How California’s Health Care Landscape Is Shifting

At a panel discussion in Sacramento yesterday, the line of the day belonged to Louise McCarthy, head of governmental affairs for the Community Clinic Association of Los Angeles County.

The phrase “elephant in the room” kept coming up throughout the discussion, and usually it referred to some health care money owed and not being paid by the state.

“It’s not an elephant in the room we’re dealing with,” McCarthy said. “It’s more of a pachyderm party right now.”

It’s an interesting time for health care in California. On one hand, the anemic state budget has meant widespread slashing of state health services, and on the other, the state is far ahead of the rest of the nation in implementing health care reform and corralling the federal dollars that come with that.

So the experts who gathered for a California Health Policy Forum staged by the Center for Health Improvement brought a mix of exasperation and hope to the table. They talked about how California’s safety net of health care services will change in the next few years, and how it needs to change beyond that.

“We ought to be thinking about today, tomorrow and the day after tomorrow — if you think of tomorrow as 2014,” Lucien Wulsin of the Insure the Uninsured Project said.
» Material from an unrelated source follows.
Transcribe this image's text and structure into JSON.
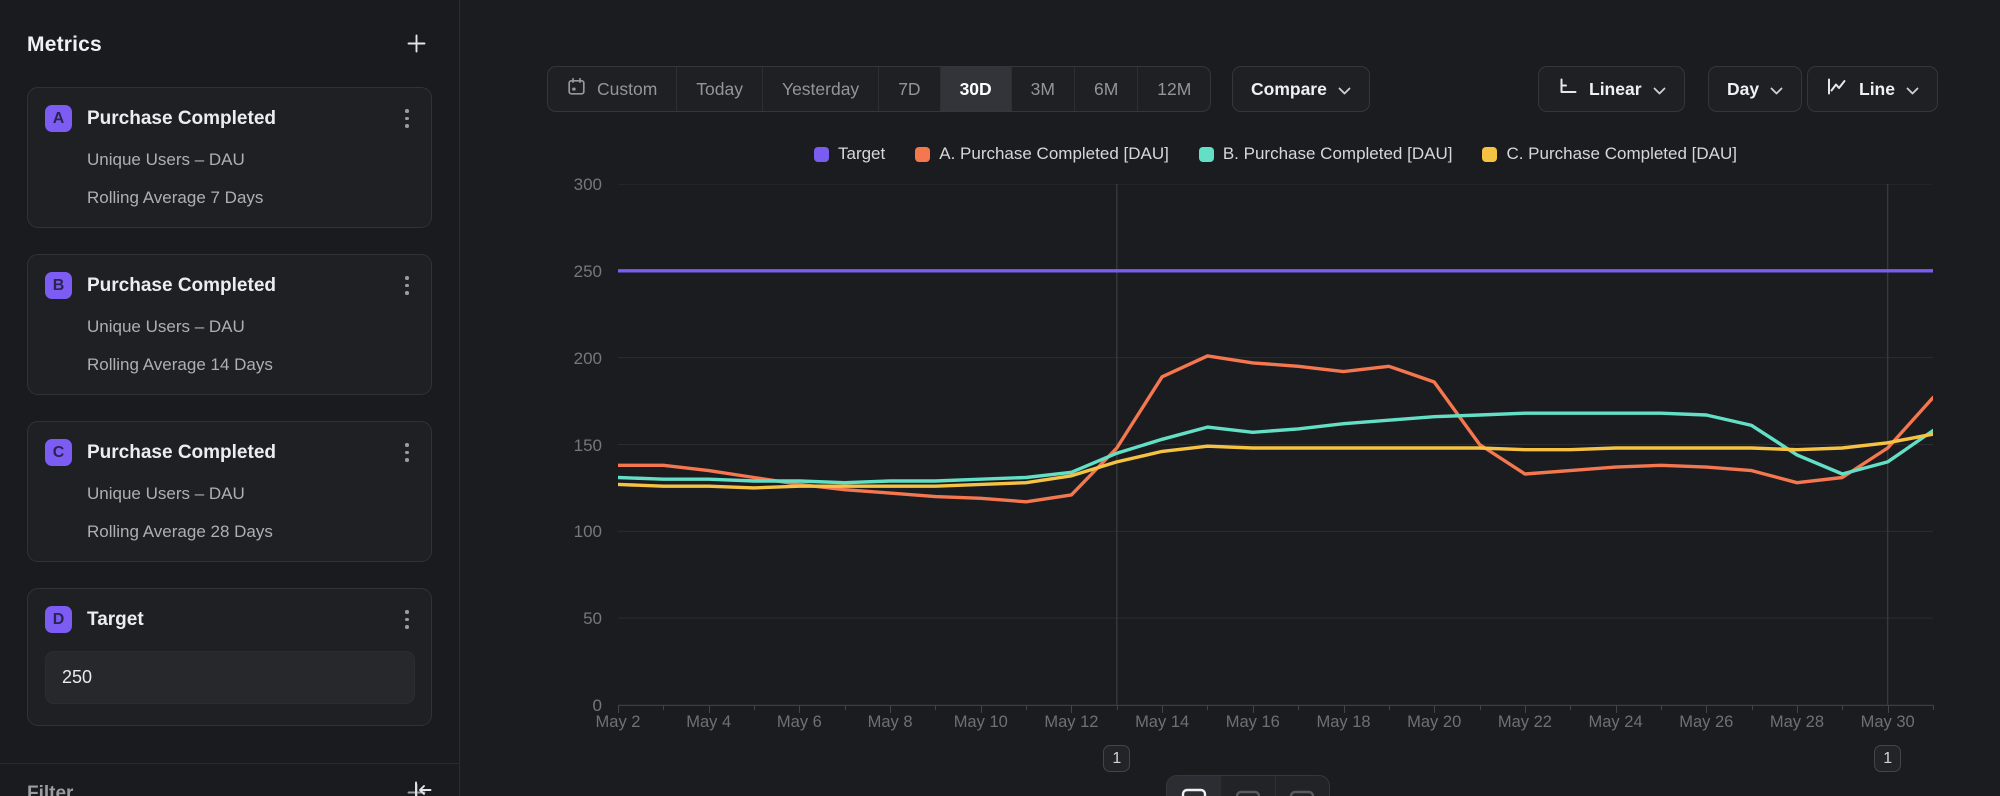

“County health is in a whole world of hurt,” he said. “You’re looking at 6 ½ to 8 million uninsured in California. The number of Medi-Cal patients went up like crazy, and state money went down.”

That’s where the recently approved Medicaid waiver can make a big difference, according to David Maxwell-Jolly, head of the California Department of Health Care Services.

“The key challenge is adding people to Medi-Cal, as many as 2 million,” he said. “Now, a lot of these people won’t have health problems, that’s one reason why they’ve been uninsured. But there also will be a substantial number of people who have serious health and behavioral issues, and that presents a major challenge.”

The idea, he said, is to prepare for covering so many more Californians in 2014 by trying to take on a lot of those people now, to get them incorporated into the Medi-Cal system so that the huge shift in medical care in 2014 goes smoothly.

“That’s the key to making sure we do things efficiently,” he said.

The other key is to beef up primary care, according to Kelly Pfeifer, director of the San Francisco Health Plan.

“The main message, yes, we’re in a tremendous mess, but there’s hope,” Pfeifer said. “And the hope lies in primary care.”